Sérephine and Wilhelm can fool everyone but each other. When they first meet, Wilhelm takes a very brief glance at Sérephine’s ankle, almost as if he were aroused by her. Willhelm tries to get to know Sérephine better and she also seems curious about him, but the social barriers are too strong to overcome. He tries to make conversation, and she keeps answers as short and obedient as she can. When he finds out that she’s an artist and sees her work, he thinks that she can become a famous artist in the “naïve” untrained style. He somehow knows that her paintings of plants have been inspired by past misfortune. He grows upset with her in a very master of the house kind of way, and sits her down for a lecture. When he realizes that he is quite literally talking down to her, he bends down, looks up at her, and continuous to talk condescendingly.
Both the boarding house and the woods lack electric light, and there seems to be a clue in every corner, behind every shadow. As she cleans Wilhelm’s room, Sérephine uncovers the books, papers, and drawings that mark him as at least an intellectual, if not an artist. While Wilhelm doesn’t hug and sing to trees like Sérephine, he takes a stroll, and finds her bathing in a stream deep in the woods. These silent moments of discovery, are when the relationship between Wilhelm and Sérephine is at its best. As a side note, I hate how the word “relationship” has become so heavily associated with romantic relationships. A romantic relationship ought to be called a “romance”—it sounds much nicer, and it frees up the word “relationship” to describe what there is between Wilhelm and Sérephine, who are very close to each other but are neither friends nor lovers.
Sérephine is a lot of what I wish I could be. She is simple but wise. She is a steadfast believer in the God of the Bible.
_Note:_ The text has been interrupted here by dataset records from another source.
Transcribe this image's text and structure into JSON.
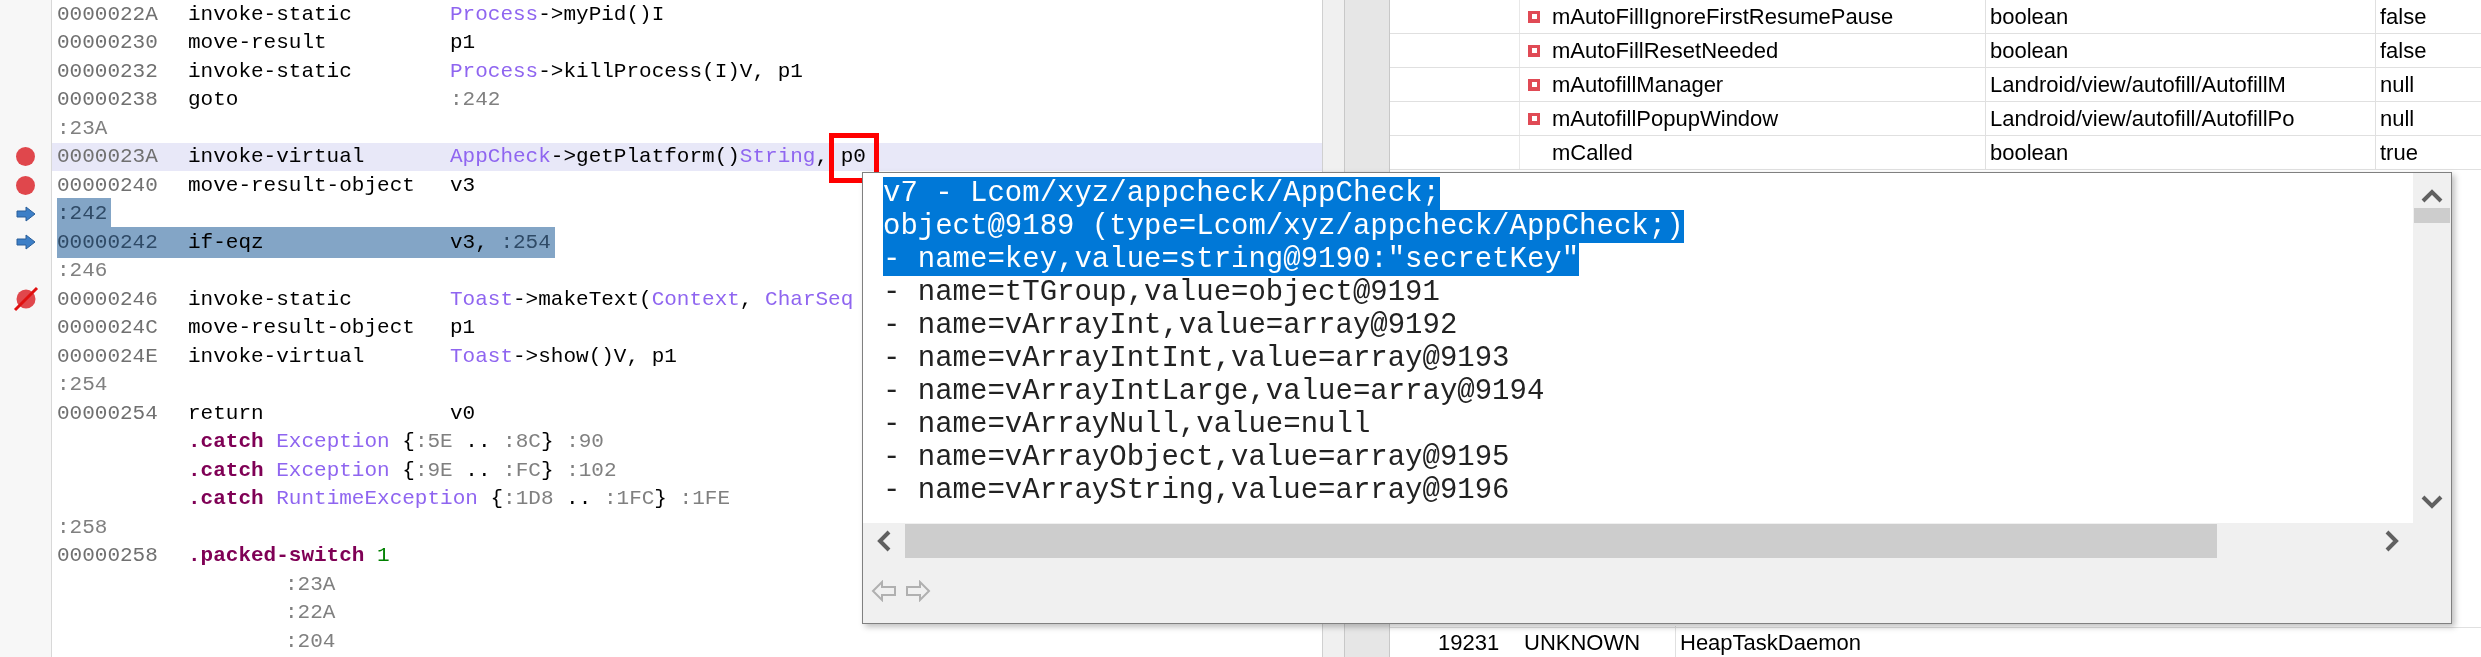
{
  "code_lines": [
    {
      "kind": "instr",
      "current": false,
      "selected": false,
      "address": "0000022A",
      "opcode": "invoke-static",
      "operand": [
        {
          "text": "Process",
          "kind": "type"
        },
        {
          "text": "->myPid()I",
          "kind": "plain"
        }
      ]
    },
    {
      "kind": "instr",
      "current": false,
      "selected": false,
      "address": "00000230",
      "opcode": "move-result",
      "operand": [
        {
          "text": "p1",
          "kind": "plain"
        }
      ]
    },
    {
      "kind": "instr",
      "current": false,
      "selected": false,
      "address": "00000232",
      "opcode": "invoke-static",
      "operand": [
        {
          "text": "Process",
          "kind": "type"
        },
        {
          "text": "->killProcess(I)V, p1",
          "kind": "plain"
        }
      ]
    },
    {
      "kind": "instr",
      "current": false,
      "selected": false,
      "address": "00000238",
      "opcode": "goto",
      "operand": [
        {
          "text": ":242",
          "kind": "label"
        }
      ]
    },
    {
      "kind": "label",
      "current": false,
      "selected": false,
      "text": ":23A"
    },
    {
      "kind": "instr",
      "breakpoint": true,
      "current": true,
      "selected": false,
      "address": "0000023A",
      "opcode": "invoke-virtual",
      "operand": [
        {
          "text": "AppCheck",
          "kind": "type"
        },
        {
          "text": "->getPlatform()",
          "kind": "plain"
        },
        {
          "text": "String",
          "kind": "type"
        },
        {
          "text": ",",
          "kind": "plain"
        },
        {
          "text": "p0",
          "kind": "plain",
          "boxed": true
        }
      ]
    },
    {
      "kind": "instr",
      "breakpoint": true,
      "current": false,
      "selected": false,
      "address": "00000240",
      "opcode": "move-result-object",
      "operand": [
        {
          "text": "v3",
          "kind": "plain"
        }
      ]
    },
    {
      "kind": "label",
      "execution_pointer": true,
      "current": false,
      "selected": true,
      "text": ":242"
    },
    {
      "kind": "instr",
      "execution_pointer": true,
      "current": false,
      "selected": true,
      "address": "00000242",
      "opcode": "if-eqz",
      "operand": [
        {
          "text": "v3,",
          "kind": "plain"
        },
        {
          "text": " :254",
          "kind": "label"
        }
      ]
    },
    {
      "kind": "label",
      "current": false,
      "selected": false,
      "text": ":246"
    },
    {
      "kind": "instr",
      "breakpoint": true,
      "breakpoint_disabled": true,
      "current": false,
      "selected": false,
      "address": "00000246",
      "opcode": "invoke-static",
      "operand": [
        {
          "text": "Toast",
          "kind": "type"
        },
        {
          "text": "->makeText(",
          "kind": "plain"
        },
        {
          "text": "Context",
          "kind": "type"
        },
        {
          "text": ",",
          "kind": "plain"
        },
        {
          "text": " CharSeq",
          "kind": "type"
        }
      ]
    },
    {
      "kind": "instr",
      "current": false,
      "selected": false,
      "address": "0000024C",
      "opcode": "move-result-object",
      "operand": [
        {
          "text": "p1",
          "kind": "plain"
        }
      ]
    },
    {
      "kind": "instr",
      "current": false,
      "selected": false,
      "address": "0000024E",
      "opcode": "invoke-virtual",
      "operand": [
        {
          "text": "Toast",
          "kind": "type"
        },
        {
          "text": "->show()V, p1",
          "kind": "plain"
        }
      ]
    },
    {
      "kind": "label",
      "current": false,
      "selected": false,
      "text": ":254"
    },
    {
      "kind": "instr",
      "current": false,
      "selected": false,
      "address": "00000254",
      "opcode": "return",
      "operand": [
        {
          "text": "v0",
          "kind": "plain"
        }
      ]
    },
    {
      "kind": "directive",
      "current": false,
      "selected": false,
      "parts": [
        {
          "text": ".catch",
          "kind": "directive"
        },
        {
          "text": " Exception",
          "kind": "type"
        },
        {
          "text": " {",
          "kind": "plain"
        },
        {
          "text": ":5E",
          "kind": "label"
        },
        {
          "text": " .. ",
          "kind": "plain"
        },
        {
          "text": ":8C",
          "kind": "label"
        },
        {
          "text": "}",
          "kind": "plain"
        },
        {
          "text": " :90",
          "kind": "label"
        }
      ]
    },
    {
      "kind": "directive",
      "current": false,
      "selected": false,
      "parts": [
        {
          "text": ".catch",
          "kind": "directive"
        },
        {
          "text": " Exception",
          "kind": "type"
        },
        {
          "text": " {",
          "kind": "plain"
        },
        {
          "text": ":9E",
          "kind": "label"
        },
        {
          "text": " .. ",
          "kind": "plain"
        },
        {
          "text": ":FC",
          "kind": "label"
        },
        {
          "text": "}",
          "kind": "plain"
        },
        {
          "text": " :102",
          "kind": "label"
        }
      ]
    },
    {
      "kind": "directive",
      "current": false,
      "selected": false,
      "parts": [
        {
          "text": ".catch",
          "kind": "directive"
        },
        {
          "text": " RuntimeException",
          "kind": "type"
        },
        {
          "text": " {",
          "kind": "plain"
        },
        {
          "text": ":1D8",
          "kind": "label"
        },
        {
          "text": " .. ",
          "kind": "plain"
        },
        {
          "text": ":1FC",
          "kind": "label"
        },
        {
          "text": "}",
          "kind": "plain"
        },
        {
          "text": " :1FE",
          "kind": "label"
        }
      ]
    },
    {
      "kind": "label",
      "current": false,
      "selected": false,
      "text": ":258"
    },
    {
      "kind": "instr",
      "current": false,
      "selected": false,
      "address": "00000258",
      "opcode_parts": [
        {
          "text": ".packed-switch",
          "kind": "directive"
        },
        {
          "text": " 1",
          "kind": "number"
        }
      ]
    },
    {
      "kind": "case",
      "current": false,
      "selected": false,
      "text": ":23A"
    },
    {
      "kind": "case",
      "current": false,
      "selected": false,
      "text": ":22A"
    },
    {
      "kind": "case",
      "current": false,
      "selected": false,
      "text": ":204"
    }
  ],
  "fields_table": {
    "rows": [
      {
        "private": true,
        "name": "mAutoFillIgnoreFirstResumePause",
        "type": "boolean",
        "value": "false"
      },
      {
        "private": true,
        "name": "mAutoFillResetNeeded",
        "type": "boolean",
        "value": "false"
      },
      {
        "private": true,
        "name": "mAutofillManager",
        "type": "Landroid/view/autofill/AutofillM",
        "value": "null"
      },
      {
        "private": true,
        "name": "mAutofillPopupWindow",
        "type": "Landroid/view/autofill/AutofillPo",
        "value": "null"
      },
      {
        "private": false,
        "name": "mCalled",
        "type": "boolean",
        "value": "true"
      }
    ]
  },
  "threads_table": {
    "rows": [
      {
        "column_1": "19231",
        "column_2": "UNKNOWN",
        "column_3": "HeapTaskDaemon"
      }
    ]
  },
  "value_popup": {
    "lines": [
      {
        "text": "v7 - Lcom/xyz/appcheck/AppCheck;",
        "selected": true
      },
      {
        "text": "object@9189 (type=Lcom/xyz/appcheck/AppCheck;)",
        "selected": true
      },
      {
        "text": "- name=key,value=string@9190:\"secretKey\"",
        "selected": true
      },
      {
        "text": "- name=tTGroup,value=object@9191",
        "selected": false
      },
      {
        "text": "- name=vArrayInt,value=array@9192",
        "selected": false
      },
      {
        "text": "- name=vArrayIntInt,value=array@9193",
        "selected": false
      },
      {
        "text": "- name=vArrayIntLarge,value=array@9194",
        "selected": false
      },
      {
        "text": "- name=vArrayNull,value=null",
        "selected": false
      },
      {
        "text": "- name=vArrayObject,value=array@9195",
        "selected": false
      },
      {
        "text": "- name=vArrayString,value=array@9196",
        "selected": false
      }
    ]
  }
}
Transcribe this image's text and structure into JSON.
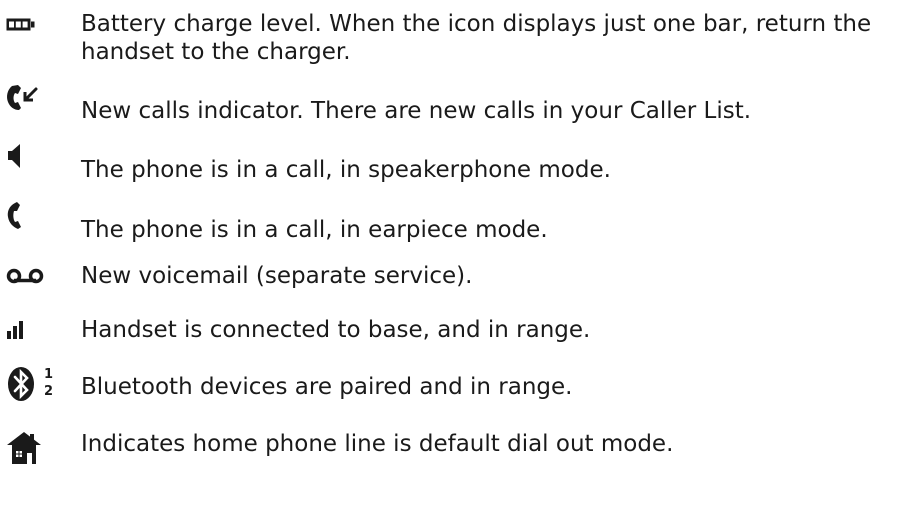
{
  "items": [
    {
      "icon": "battery-icon",
      "lines": [
        "Battery charge level. When the icon displays just one bar, return the",
        "handset to the charger."
      ]
    },
    {
      "icon": "new-calls-icon",
      "lines": [
        "New calls indicator. There are new calls in your Caller List."
      ]
    },
    {
      "icon": "speaker-icon",
      "lines": [
        "The phone is in a call, in speakerphone mode."
      ]
    },
    {
      "icon": "handset-icon",
      "lines": [
        "The phone is in a call, in earpiece mode."
      ]
    },
    {
      "icon": "voicemail-icon",
      "lines": [
        "New voicemail (separate service)."
      ]
    },
    {
      "icon": "signal-icon",
      "lines": [
        "Handset is connected to base, and in range."
      ]
    },
    {
      "icon": "bluetooth-icon",
      "badge_top": "1",
      "badge_bottom": "2",
      "lines": [
        "Bluetooth devices are paired and in range."
      ]
    },
    {
      "icon": "home-icon",
      "lines": [
        "Indicates home phone line is default dial out mode."
      ]
    }
  ]
}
She is in touch with nature. And most of all, she is an artistic genius. As Wilhelm becomes her patron and moves her to Paris, part of me wants her to continue scrubbing floors in obscurity, as if the purpose of her life were to live out my bourgeois fantasy of the starving artist’s life. This is an unfair expectation.
As A.O. Scott points out in his review, a story about an artist’s response to success runs a huge risk of not saying anything new, but this one does. Sérephine does have her time in the spotlight, but it’s the type of short stint that makes someone hungry for more attention but only able to get it from oneself. At first I thought that Sérephine’s newfound self-love was overemphasized. Her quiet, charming hymns sung to herself become booming off-key oratorios that everyone in the house can hear. Her thankfulness to God for inspiring her becomes a love of herself for being the inspired one. She stops making her own paints. She begins to strike poses, looking the way she thinks an artist should look. She wants a big house, fancy things, and servants of her own. Her transformation may seem too extreme to be believable, but this is only because she hasn’t completely lost herself. When compared with the arrogance expressed by Wilhelm and his protégé/lover Helmut (Nico Rogner), we find that Sérephine’s arrogance lacks nuance because it’s unnatural for her. No matter how much she changes, she can never get to the point at which she can get lost in it and start spewing nonsense like Wilhelm’s “I sell to collect. I don’t collect to sell” or Helmut’s “I don’t care about fame—that’s for after I’m dead.” But neither can she return to her naïveté. I want to say that she’s been corrupted but I can’t. Wilhelm may be a bit full of himself, but he treats her very well, providing her with whatever she needs both for her work and for her personal satisfaction. She may not have been hurt or corrupted, but she has been put into a situation in which there’s nowhere for her to bare her soul with that ambiguous stare.